We sincerely hope, nevertheless, that Lord Selborne's amendment making registration compulsory may be again debated in the House of Commons. Lord Cairns's main argu- ment against it was based upon the system, much adopted of late years upon small transactions, of bringing down the cost of land transfer almost to nothing by dispensing with all ex- amination of title, and by using a printed form of conveyance. In other words, the present system is so oppressive that rather than submit to it, men will incur all the risk involved in having no title. Yet though if a title be properly examined a buyer runs no serious risk, if he takes a title absolutely for granted he undoubtedly runs a risk.
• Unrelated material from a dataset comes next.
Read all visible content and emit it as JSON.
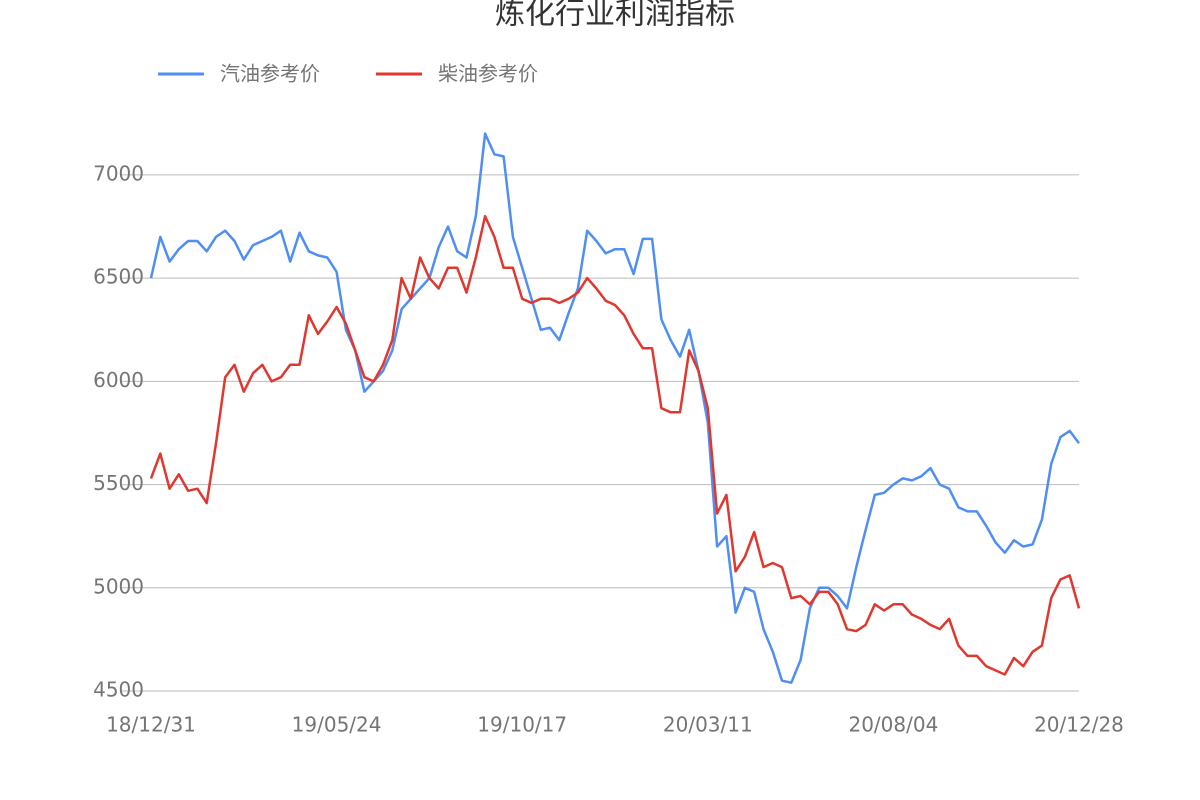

Illiterate buyers of land, trusting to the representations of respectable men, are just as likely to be deceived as illiterate depositors in Savings' Banks, or any other illiterate class. The very fact that land was held under a title so dangerous that ordinary purchasers would not accept of it, might itself induce a dishonest owner to sell it in small lots to purchasers having no alternative but to take the title upon -trust. Yet the existence of this contrivance for evading the existing system constitutes the moat available argument that Lord Cairns can discover in favour of the maintenance of that system.